Placing 2L liquid culture medium into 5L fermentation tank, autoclaving at 121 deg.C for 20min, cooling to 26 deg.C, and mixing with Paecilomyces lilacinus seed solution at a ratio of 1.5% (v/v)Inoculating into a fermentation tank, wherein fermentation control parameters of the fermentation tank are that the temperature is controlled to be 27 ℃, aeration and dissolved oxygen are controlled by two stages, the growth stage of thallus is 0-24h, the initial dissolved oxygen value is 45%, the aeration ratio is 3: 4L/(L.min), the sporulation and maturation stage is 24-40h, the dissolved oxygen is maintained at 10%, and the aeration ratio is 2: 1L/(L.min); harvesting spores through fermentation for 40 hours; the liquid medium in the fermenter was the same as in example 1; as a result, the number of viable bacteria in Paecilomyces lilacinus was 8.8X 10⁸The activity rate of the fertilizer per mL is 81% in 36h and 72% in 40 h.

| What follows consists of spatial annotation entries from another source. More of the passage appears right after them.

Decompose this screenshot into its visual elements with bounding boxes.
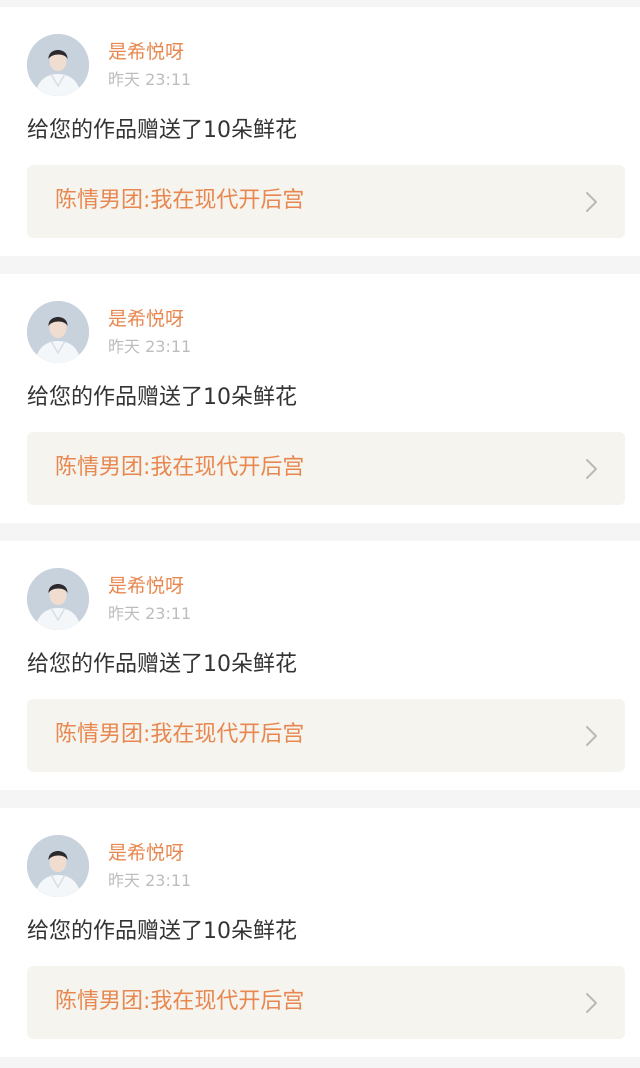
work-title: 陈情男团:我在现代开后宫 — [55, 188, 305, 213]
chevron-right-icon — [586, 459, 597, 479]
gift-message: 给您的作品赠送了10朵鲜花 — [27, 118, 297, 143]
chevron-right-icon — [586, 192, 597, 212]
avatar[interactable] — [27, 34, 89, 96]
notification-card: 是希悦呀 昨天 23:11 给您的作品赠送了10朵鲜花 陈情男团:我在现代开后宫 — [0, 7, 640, 256]
work-link[interactable]: 陈情男团:我在现代开后宫 — [27, 699, 625, 772]
avatar-photo-icon — [27, 301, 89, 363]
gift-message: 给您的作品赠送了10朵鲜花 — [27, 919, 297, 944]
gift-message: 给您的作品赠送了10朵鲜花 — [27, 385, 297, 410]
work-link[interactable]: 陈情男团:我在现代开后宫 — [27, 165, 625, 238]
avatar[interactable] — [27, 835, 89, 897]
username[interactable]: 是希悦呀 — [108, 307, 184, 331]
gift-message: 给您的作品赠送了10朵鲜花 — [27, 652, 297, 677]
username[interactable]: 是希悦呀 — [108, 841, 184, 865]
gift-notification-feed: 是希悦呀 昨天 23:11 给您的作品赠送了10朵鲜花 陈情男团:我在现代开后宫… — [0, 0, 640, 1068]
avatar[interactable] — [27, 301, 89, 363]
avatar[interactable] — [27, 568, 89, 630]
work-title: 陈情男团:我在现代开后宫 — [55, 722, 305, 747]
chevron-right-icon — [586, 726, 597, 746]
timestamp: 昨天 23:11 — [108, 70, 192, 89]
timestamp: 昨天 23:11 — [108, 337, 192, 356]
work-title: 陈情男团:我在现代开后宫 — [55, 455, 305, 480]
work-link[interactable]: 陈情男团:我在现代开后宫 — [27, 966, 625, 1039]
username[interactable]: 是希悦呀 — [108, 40, 184, 64]
work-title: 陈情男团:我在现代开后宫 — [55, 989, 305, 1014]
timestamp: 昨天 23:11 — [108, 604, 192, 623]
avatar-photo-icon — [27, 568, 89, 630]
timestamp: 昨天 23:11 — [108, 871, 192, 890]
username[interactable]: 是希悦呀 — [108, 574, 184, 598]
notification-card: 是希悦呀 昨天 23:11 给您的作品赠送了10朵鲜花 陈情男团:我在现代开后宫 — [0, 274, 640, 523]
notification-card: 是希悦呀 昨天 23:11 给您的作品赠送了10朵鲜花 陈情男团:我在现代开后宫 — [0, 541, 640, 790]
avatar-photo-icon — [27, 835, 89, 897]
work-link[interactable]: 陈情男团:我在现代开后宫 — [27, 432, 625, 505]
avatar-photo-icon — [27, 34, 89, 96]
notification-card: 是希悦呀 昨天 23:11 给您的作品赠送了10朵鲜花 陈情男团:我在现代开后宫 — [0, 808, 640, 1057]
chevron-right-icon — [586, 993, 597, 1013]
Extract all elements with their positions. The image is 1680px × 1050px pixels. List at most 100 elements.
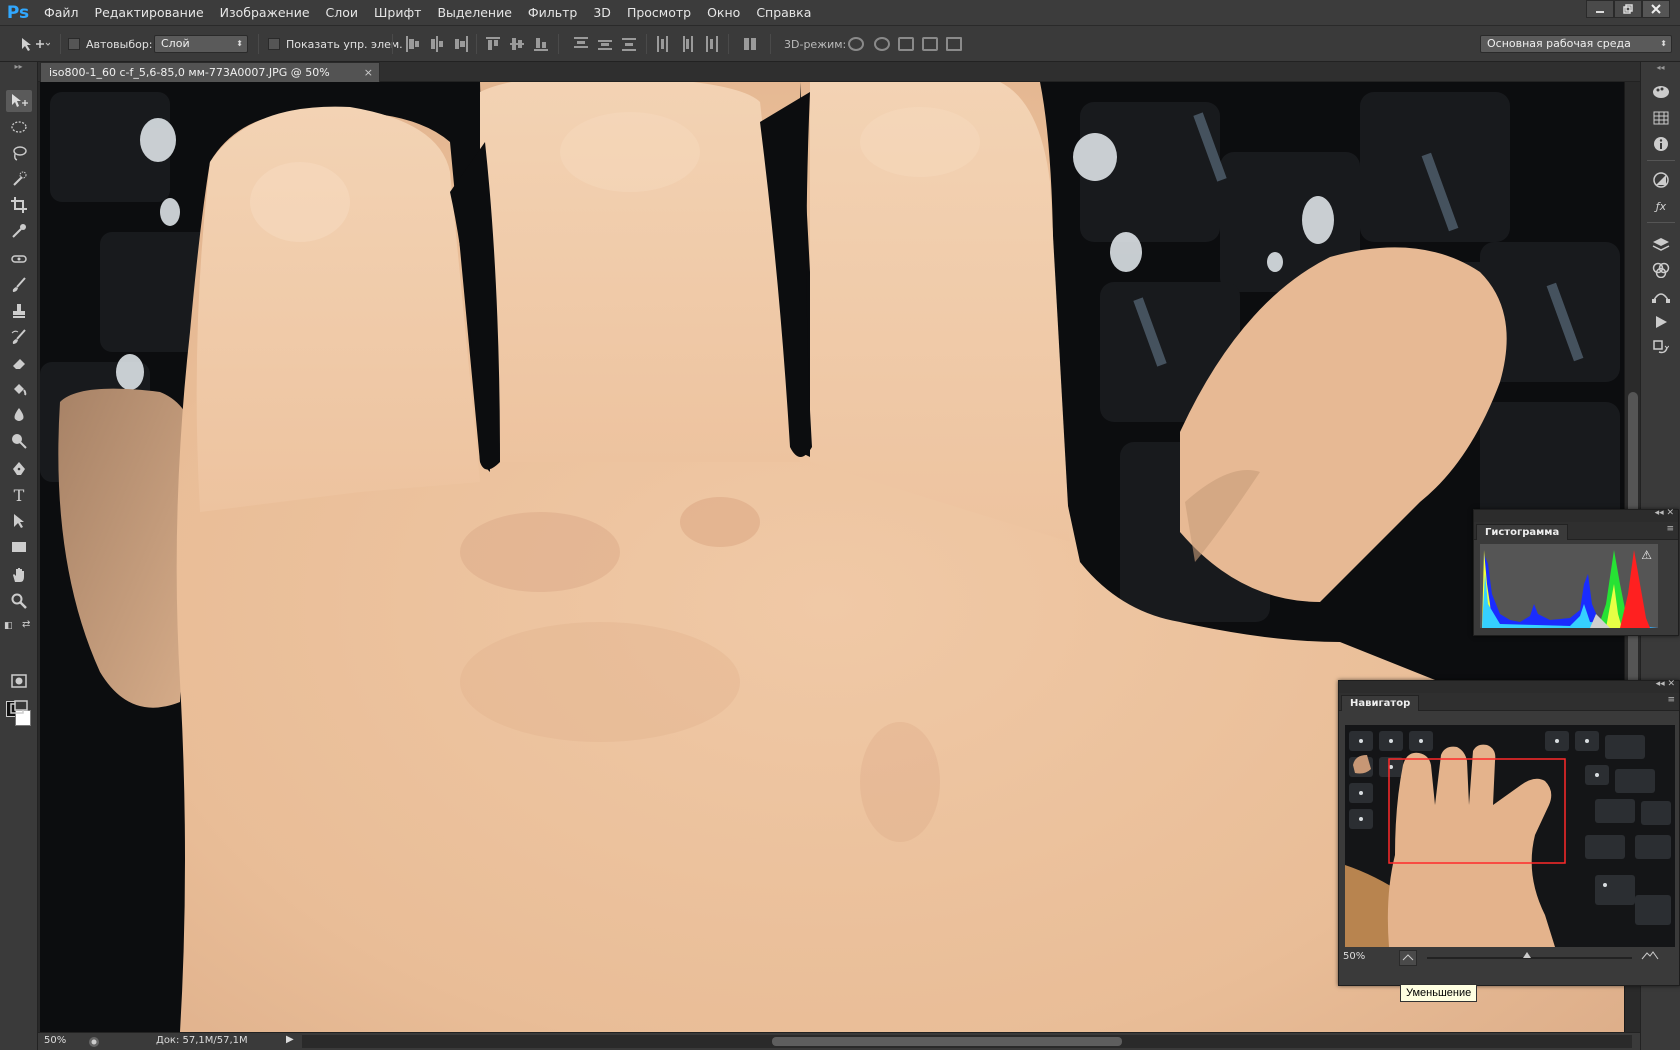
distribute-hcenter-icon[interactable] [680,36,694,52]
menu-image[interactable]: Изображение [212,0,318,26]
histogram-tab[interactable]: Гистограмма [1476,524,1569,540]
blur-tool[interactable] [6,404,32,426]
pen-tool[interactable] [6,458,32,480]
menu-layers[interactable]: Слои [318,0,367,26]
slide-3d-icon[interactable] [922,37,938,51]
orbit-3d-icon[interactable] [848,37,864,51]
status-zoom[interactable]: 50% [44,1035,66,1046]
menu-3d[interactable]: 3D [585,0,619,26]
quick-select-tool[interactable] [6,168,32,190]
dodge-icon [12,434,27,449]
zoom-tool[interactable] [6,590,32,612]
scale-3d-icon[interactable] [946,37,962,51]
navigator-thumbnail[interactable] [1345,725,1675,947]
align-bottom-icon[interactable] [534,36,548,52]
navigator-zoom-bar: 50% [1339,947,1679,969]
swatches-grid-icon[interactable] [1651,108,1671,128]
zoom-in-button[interactable] [1639,950,1661,966]
default-colors-icon[interactable]: ◧ [4,621,13,631]
history-icon[interactable] [1651,338,1671,358]
screen-mode-icon [10,700,28,714]
panel-collapse-close-icon[interactable]: ◂◂ ✕ [1655,508,1674,518]
autoselect-dropdown[interactable]: Слой ⬍ [154,35,248,53]
distribute-left-icon[interactable] [656,36,670,52]
navigator-tab[interactable]: Навигатор [1341,695,1420,711]
cache-warning-icon[interactable]: ⚠ [1641,548,1652,562]
lasso-tool[interactable] [6,142,32,164]
navigator-zoom-value[interactable]: 50% [1343,951,1365,962]
align-top-icon[interactable] [486,36,500,52]
roll-3d-icon[interactable] [874,37,890,51]
status-menu-arrow-icon[interactable]: ▶ [286,1034,294,1045]
menu-edit[interactable]: Редактирование [87,0,212,26]
hand-tool[interactable] [6,564,32,586]
styles-fx-icon[interactable]: ƒx [1651,196,1671,216]
quick-mask-button[interactable] [6,670,32,692]
align-left-icon[interactable] [406,36,420,52]
horizontal-scroll-thumb[interactable] [772,1037,1122,1046]
menu-filter[interactable]: Фильтр [520,0,585,26]
swap-colors-icon[interactable]: ⇄ [22,619,30,630]
close-tab-icon[interactable]: × [364,63,373,82]
menu-help[interactable]: Справка [748,0,819,26]
brush-tool[interactable] [6,274,32,296]
auto-align-icon[interactable] [744,36,758,52]
restore-button[interactable] [1614,0,1642,18]
eraser-tool[interactable] [6,352,32,374]
align-vcenter-icon[interactable] [510,36,524,52]
marquee-tool[interactable] [6,116,32,138]
screen-mode-button[interactable] [6,696,32,718]
menu-view[interactable]: Просмотр [619,0,699,26]
eyedropper-tool[interactable] [6,220,32,242]
history-brush-tool[interactable] [6,326,32,348]
dodge-tool[interactable] [6,430,32,452]
move-tool[interactable] [6,90,32,112]
distribute-right-icon[interactable] [704,36,718,52]
workspace-dropdown[interactable]: Основная рабочая среда ⬍ [1480,35,1672,53]
document-info-icon[interactable] [88,1036,100,1048]
clone-stamp-icon [13,304,25,318]
ellipse-marquee-icon [11,121,27,133]
panel-collapse-close-icon[interactable]: ◂◂ ✕ [1656,679,1675,689]
toolbox-collapse-icon[interactable]: ▸▸ [0,62,37,72]
autoselect-checkbox[interactable] [68,38,80,50]
document-tab[interactable]: iso800-1_60 с-f_5,6-85,0 мм-773A0007.JPG… [40,62,380,98]
rectangle-tool[interactable] [6,536,32,558]
type-tool[interactable]: T [6,484,32,506]
paint-bucket-tool[interactable] [6,378,32,400]
panel-menu-icon[interactable]: ≡ [1666,524,1674,534]
distribute-bottom-icon[interactable] [622,36,636,52]
zoom-slider-knob[interactable] [1523,952,1531,958]
actions-play-icon[interactable] [1651,312,1671,332]
show-transform-checkbox[interactable] [268,38,280,50]
paths-icon[interactable] [1651,286,1671,306]
menu-type[interactable]: Шрифт [366,0,429,26]
panel-menu-icon[interactable]: ≡ [1667,695,1675,705]
tool-preset-picker[interactable] [20,26,50,62]
path-select-tool[interactable] [6,510,32,532]
pan-3d-icon[interactable] [898,37,914,51]
horizontal-scrollbar[interactable] [302,1035,1632,1048]
distribute-top-icon[interactable] [574,36,588,52]
zoom-out-button[interactable] [1399,950,1417,966]
spot-heal-tool[interactable] [6,248,32,270]
info-icon[interactable] [1651,134,1671,154]
align-hcenter-icon[interactable] [430,36,444,52]
menu-window[interactable]: Окно [699,0,748,26]
menu-select[interactable]: Выделение [429,0,519,26]
channels-icon[interactable] [1651,260,1671,280]
dropdown-arrow-icon: ⬍ [1660,39,1667,48]
document-size-info: Док: 57,1M/57,1M [156,1035,248,1046]
dock-collapse-icon[interactable]: ◂◂ [1641,62,1680,74]
clone-stamp-tool[interactable] [6,300,32,322]
adjustments-icon[interactable] [1651,170,1671,190]
align-right-icon[interactable] [454,36,468,52]
distribute-vcenter-icon[interactable] [598,36,612,52]
crop-tool[interactable] [6,194,32,216]
close-window-button[interactable] [1642,0,1670,18]
color-palette-icon[interactable] [1651,82,1671,102]
menu-file[interactable]: Файл [36,0,87,26]
minimize-button[interactable] [1586,0,1614,18]
restore-icon [1623,4,1633,14]
layers-icon[interactable] [1651,234,1671,254]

Example 3: detection of activity of spore root-knot nematode killing produced by deep fermentation of paecilomyces lilacinus liquid

(1) Preparation of meloidogyne incognita egg suspension

Cutting diseased roots of the southern root knot nematode disease into pieces, putting the pieces into a container, adding a NaClO solution with the mass concentration of 2%, uniformly mixing and shaking for 2min to enable the broken egg sacs to suspend the eggs; injecting the worm egg suspension into a set sieve formed by combining 200 meshes, 400 meshes and 500 meshes, slowly flushing the set sieve by using sterile water, and after sieving, slowly flushing residues of the 500 meshes into a sterile container by using sterile water to obtain the collected worm egg suspension, wherein the concentration of the worm egg suspension is 2000 eggs/mL.

(2) Infection experimental process

Aspirate 500. mu.l of egg suspension and 50. mu.l of 2X 10⁸Uniformly mixing spore/mL paecilomyces lilacinus spore suspension on a water agar plate, slightly spreading, and culturing in an incubator at 28 ℃; randomly punching sample blocks by using a puncher with the diameter of 1cm every 12h to observe the egg infection condition;

(3) results

Before the worm egg is not infected, the surface is smooth, the shape is regular, the in-egg structure is normal, hypha attachment cells are formed on the surface at the initial stage of infection, the surface of the worm egg becomes wrinkled along with the gradual increase of infection, hypha grows in the egg and grows out of the egg until the last egg infected with the hypha is full of the hypha, and the egg has no in-egg structure (figure 5, figure 6, figure 7 and figure 8); the results show that the spores harvested by liquid submerged fermentation have good infection activity.

Claims

1. A liquid submerged fermentation method for improving the activity of paecilomyces lilacinus spores is characterized by comprising the following steps: the paecilomyces lilacinus seed liquid is inoculated in a liquid fermentation culture medium for fermentation, the fermentation time is 36-48 h, the temperature is 26-28 ℃, a two-stage control method of aeration and dissolved oxygen is adopted in the fermentation process, the aeration ratio is 3: 4-4: 4L/(L.min) in the thallus growth stage of 0-24h, the dissolved oxygen value of the fermentation liquid is 45-50% by controlling the rotating speed, the stable growth of hyphae is promoted, the spore formation and maturation stage is 24-36-48 h, the dissolved oxygen value of the fermentation liquid is controlled to be 5-10%, the aeration ratio is 2: 1-2.5: 1L/(L.min), the maturation of spores is promoted, and the activity rate is improved.